Neither my former nor current workplaces are doing badly on those links which just goes to show, you can't necessarily tell.
In terms of advice for prospective students...on the ground what I am seeing is that it's Humanities, Arts, Languages and "niche" subjects that are doing badly and in danger of being axed. So Creative Writing went entirely at my old workplace, for example, English is all but out the window there and Film, Music, Drama, Journalism, Media, PE,
Dance etc all doing badly or axed altogether. Medicine, Nursing, Allied Healthcare, Dentistry, Opthalmics, Physio etc all doing really well and in no danger. Traditional "taught"
PGCE and Education degrees are struggling to recruit. STEM and business doing well. Anything that attracts international students is doing well. Massive investment in Chinese, Indian and Arab recruitment.

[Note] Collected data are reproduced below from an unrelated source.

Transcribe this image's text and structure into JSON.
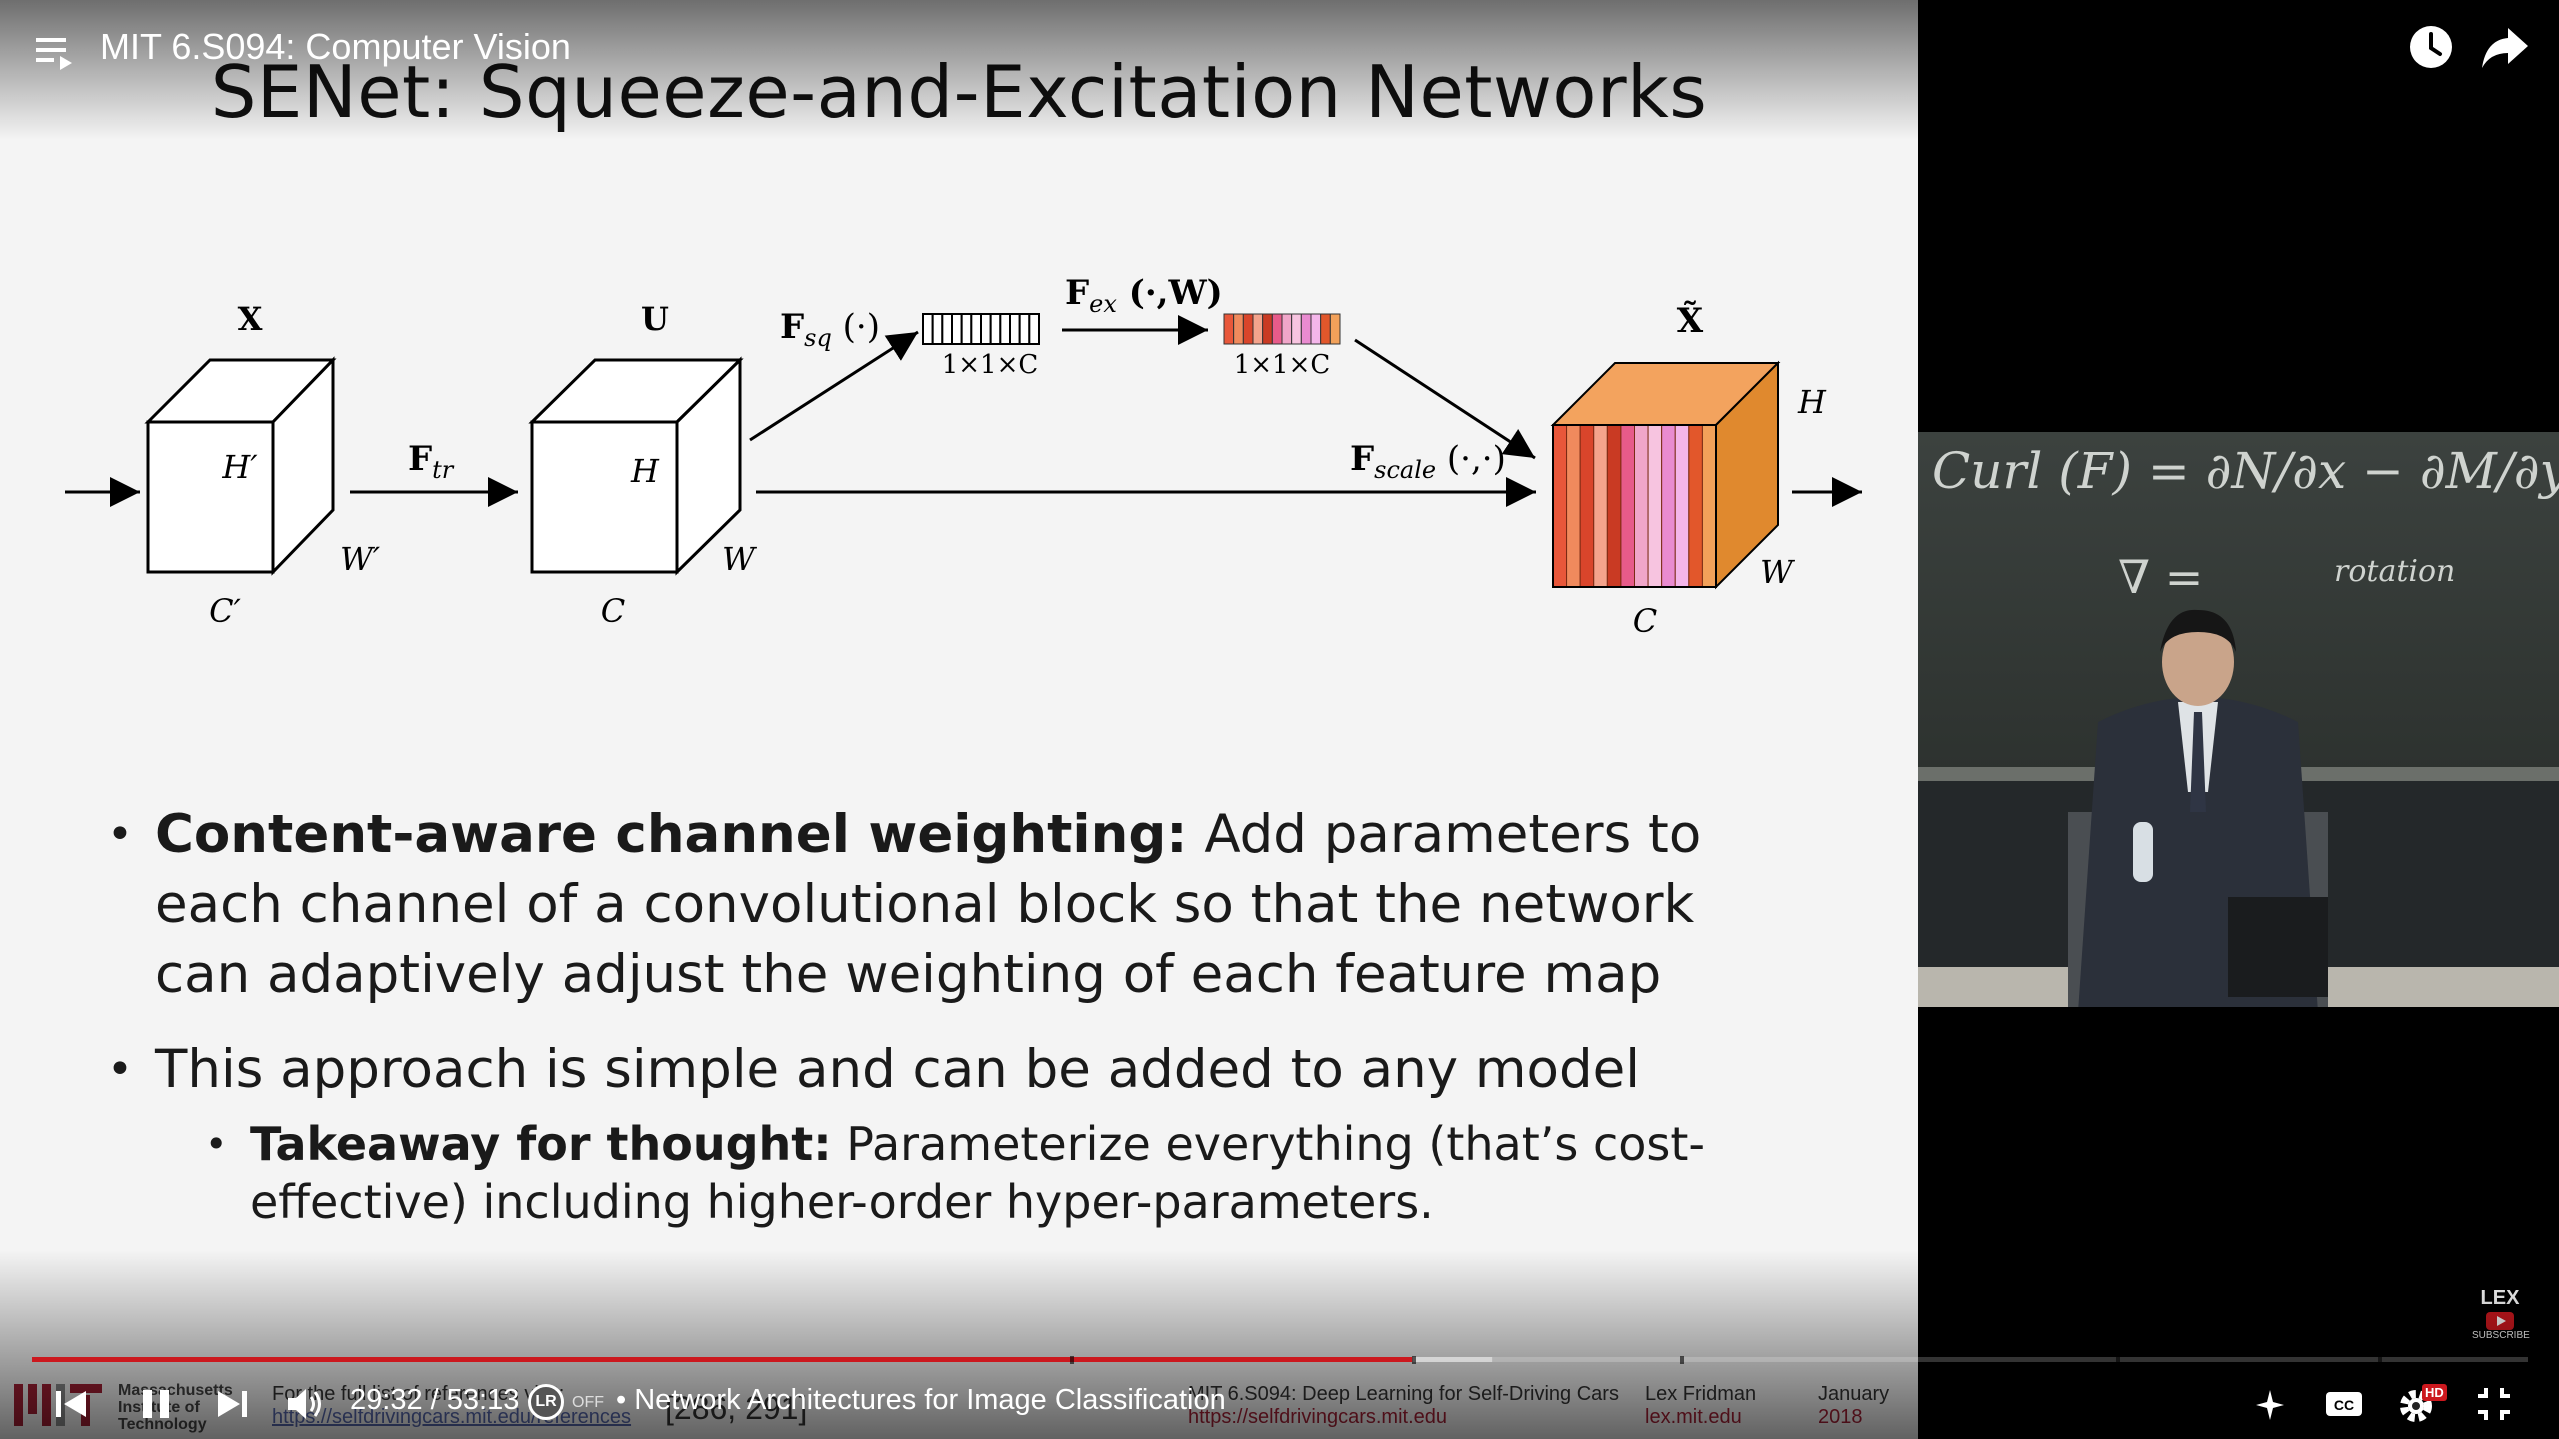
{
  "player": {
    "video_title": "MIT 6.S094: Computer Vision",
    "time_current": "29:32",
    "time_separator": " / ",
    "time_total": "53:13",
    "chapter": "• Network Architectures for Image Classification",
    "autoplay_state": "OFF",
    "progress_played_fraction": 0.553,
    "progress_buffered_fraction": 0.585,
    "accent_color": "#cc181e",
    "hd_badge": "HD"
  },
  "slide": {
    "title": "SENet: Squeeze-and-Excitation Networks",
    "diagram": {
      "input_label": "X",
      "input_h": "H′",
      "input_w": "W′",
      "input_c": "C′",
      "ftr": "F",
      "ftr_sub": "tr",
      "u_label": "U",
      "u_h": "H",
      "u_w": "W",
      "u_c": "C",
      "fsq": "F",
      "fsq_sub": "sq",
      "fsq_args": " (·)",
      "fex": "F",
      "fex_sub": "ex",
      "fex_args": " (·,W)",
      "sq_dim": "1×1×C",
      "ex_dim": "1×1×C",
      "fscale": "F",
      "fscale_sub": "scale",
      "fscale_args": " (·,·)",
      "output_label": "X̃",
      "out_h": "H",
      "out_w": "W",
      "out_c": "C",
      "channel_colors": [
        "#e8573a",
        "#f08a5d",
        "#d9452b",
        "#f4a38c",
        "#c93a23",
        "#e75b8a",
        "#f0a6c9",
        "#f7c4e0",
        "#e98bd0",
        "#f4b6ea",
        "#e2572b",
        "#f2a15a"
      ]
    },
    "bullets": [
      {
        "lead": "Content-aware channel weighting:",
        "text": " Add parameters to each channel of a convolutional block so that the network can adaptively adjust the weighting of each feature map"
      },
      {
        "lead": "",
        "text": "This approach is simple and can be added to any model"
      }
    ],
    "sub_bullet": {
      "lead": "Takeaway for thought:",
      "text": " Parameterize everything (that’s cost-effective) including higher-order hyper-parameters."
    },
    "footer": {
      "mit_line1": "Massachusetts",
      "mit_line2": "Institute of",
      "mit_line3": "Technology",
      "ref_line1": "For the full list of references visit:",
      "ref_line2": "https://selfdrivingcars.mit.edu/references",
      "ref_num": "[286, 291]",
      "course": "MIT 6.S094: Deep Learning for Self-Driving Cars",
      "course_url": "https://selfdrivingcars.mit.edu",
      "author": "Lex Fridman",
      "author_url": "lex.mit.edu",
      "date_month": "January",
      "date_year": "2018"
    }
  },
  "webcam": {
    "chalk_text": "Curl (F) = ∂N/∂x − ∂M/∂y = k̂·(∇×F)",
    "chalk_note": "rotation",
    "watermark_line1": "LEX",
    "watermark_line2": "SUBSCRIBE"
  }
}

In terms of the courses themselves if a DC is already enrolled and in year 1 or 2...they tend to get phased out and go down to a skeleton staff and some modules get shared with other courses. Some of this can be quite random...(ie Arts/Humanities students having to study a language or education double module whether they like it or not!). So for existing students, the courses get "taught out" and no further recruitment takes place...staff with a strong specialism and who also currently work in the field alongside lecturing (like me )get made redundant as courses become more "general" with only the very basics of the subjects taught and there are far less options for module selection or to indulge areas of interest.
Unless it's a course that leads to professional registration/guaranteed job (such as dentistry, nursing etc), I've stopped recommending university to loved ones as it feels morally wrong with the inside knowledge I have now.